Police clashed with rioting mourners yesterday as thousands gathered in Karachi for the funerals of 19 killed in an apparent suicide bombing that ripped through a crowded Shiite Muslim mosque, the latest terrorist attack to hit Pakistan's largest city.
Angry Shiites ransacked several shops and hurled stones near the mosque hit in Monday's bombing, as a huge funeral procession descended into violence along a highway in the southern city.
The bombing was the fourth terrorist incident in a month in Karachi, a centre of sectarian attacks in recent years.
President Pervez Musharraf, who has vowed to crack down on Islamic militancy and has banned several sectarian groups, promised to take action to stop violence in the city.
The blast during evening prayers on Monday also wounded at least 50 people, some seriously.
The attack set off a wave of violent protest in which three people died as angry demonstrators clashed with riot police across the city.
The attack on the Ali Raza Imam Bargah mosque, in a well-off suburb of Karachi, followed Sunday's killing of Mufti Nizamuddin Shamzai, a senior priest from Pakistan's majority Sunni Muslim sect.
The blast, about 7.45pm, resonated for blocks around the mosque and blew out windows, witnesses said.
Local news channels were filled with images of badly burnt worshippers being carried to ambulances and of rescue workers scrambling to help the wounded.

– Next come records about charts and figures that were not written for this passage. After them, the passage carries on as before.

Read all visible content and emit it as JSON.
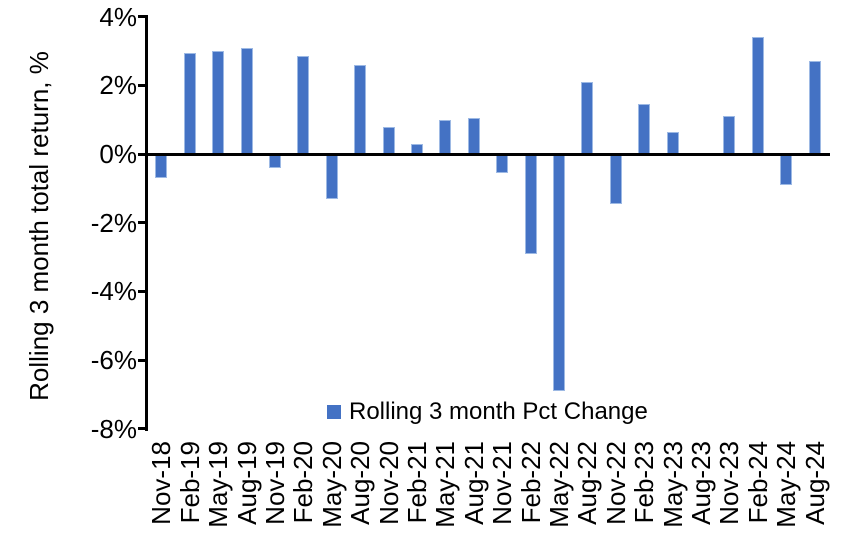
{
  "chart_data": {
    "type": "bar",
    "title": "",
    "xlabel": "",
    "ylabel": "Rolling 3 month total return, %",
    "categories": [
      "Nov-18",
      "Feb-19",
      "May-19",
      "Aug-19",
      "Nov-19",
      "Feb-20",
      "May-20",
      "Aug-20",
      "Nov-20",
      "Feb-21",
      "May-21",
      "Aug-21",
      "Nov-21",
      "Feb-22",
      "May-22",
      "Aug-22",
      "Nov-22",
      "Feb-23",
      "May-23",
      "Aug-23",
      "Nov-23",
      "Feb-24",
      "May-24",
      "Aug-24"
    ],
    "series": [
      {
        "name": "Rolling 3 month Pct Change",
        "values": [
          -0.7,
          2.95,
          3.0,
          3.1,
          -0.4,
          2.85,
          -1.3,
          2.6,
          0.8,
          0.3,
          1.0,
          1.05,
          -0.55,
          -2.9,
          -6.9,
          2.1,
          -1.45,
          1.45,
          0.65,
          0.0,
          1.1,
          3.4,
          -0.9,
          2.7
        ]
      }
    ],
    "ylim": [
      -8,
      4
    ],
    "yticks": [
      4,
      2,
      0,
      -2,
      -4,
      -6,
      -8
    ],
    "ytick_suffix": "%",
    "grid": false,
    "legend_position": "bottom",
    "bar_color": "#4472C4",
    "axis_color": "#000000"
  }
}
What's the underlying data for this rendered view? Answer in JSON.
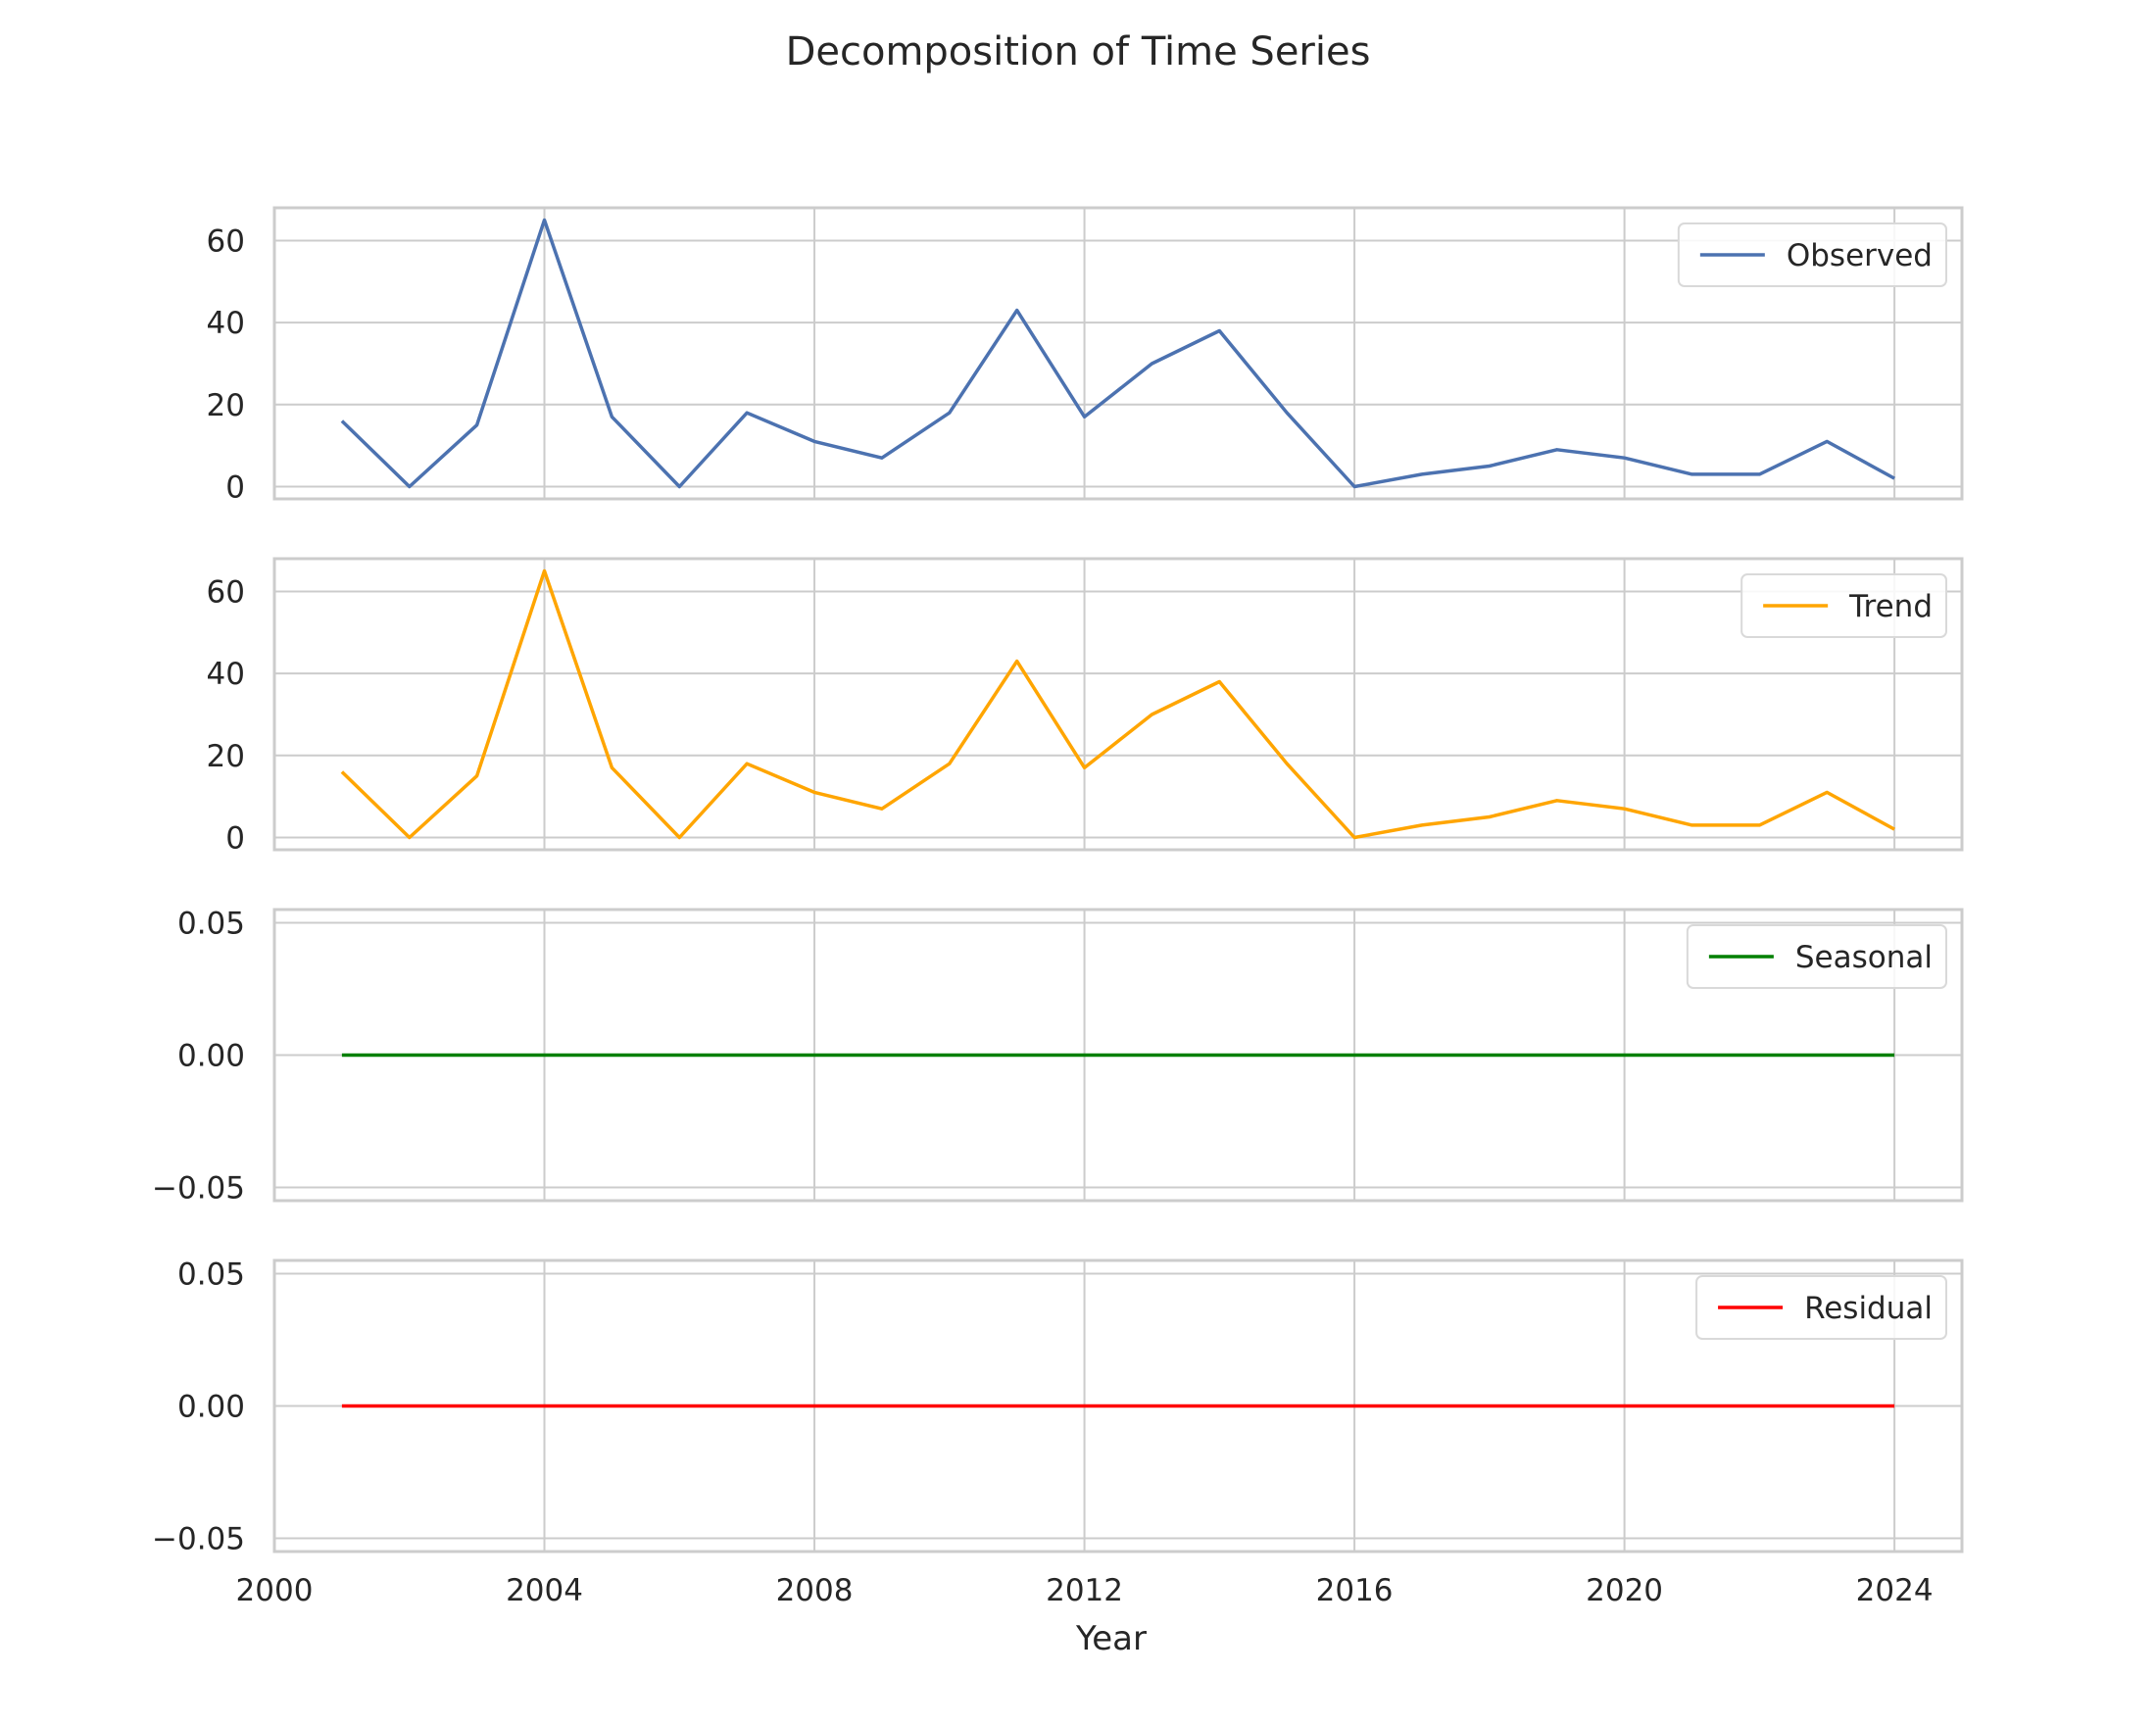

"It was apparently a suicide attack, because we did not find any crater caused by a bomb explosion," a police official said yesterday. "We could not gather much evidence because angry people did not allow us to enter the mosque. The situation is tense. There is a high deployment of police and rangers in Shiite areas."
The volatile city had feared fresh inter-Muslim sectarian violence after Mufti Shamzai's killing, and the blast came despite the deployment of 15,000 police and paramilitary troops to guard mosques, in anticipation of a backlash.
Enraged Shiite rioters set fire to 20 vehicles, two filling stations and a local bank office on Monday night.
Police shot and killed three rioters who hijacked an ambulance and fired on police and troops. Police fired repeated volleys of tear gas to disperse the protesters.
The mosque struck in the bombing was about one kilometre from where Mufti Shamzai, a pro-Taliban priest who called for a jihad against the US, was killed a day earlier.
While the latest bombing smacked of domestic sectarianism, ingrained hatred for the US surfaced among Shiites, many of whom chanted: "Down with America".
Diplomats and analysts have expressed fears the new round of sectarian violence could provoke attacks on Western and other minority targets.
Violence between Sunnis, who make up about 70 per cent of Pakistan's 97 per cent majority Muslim population, and Shiites, who account for 20 per cent, has plagued the country for decades. It has caused the deaths of more than 150 people in the past year.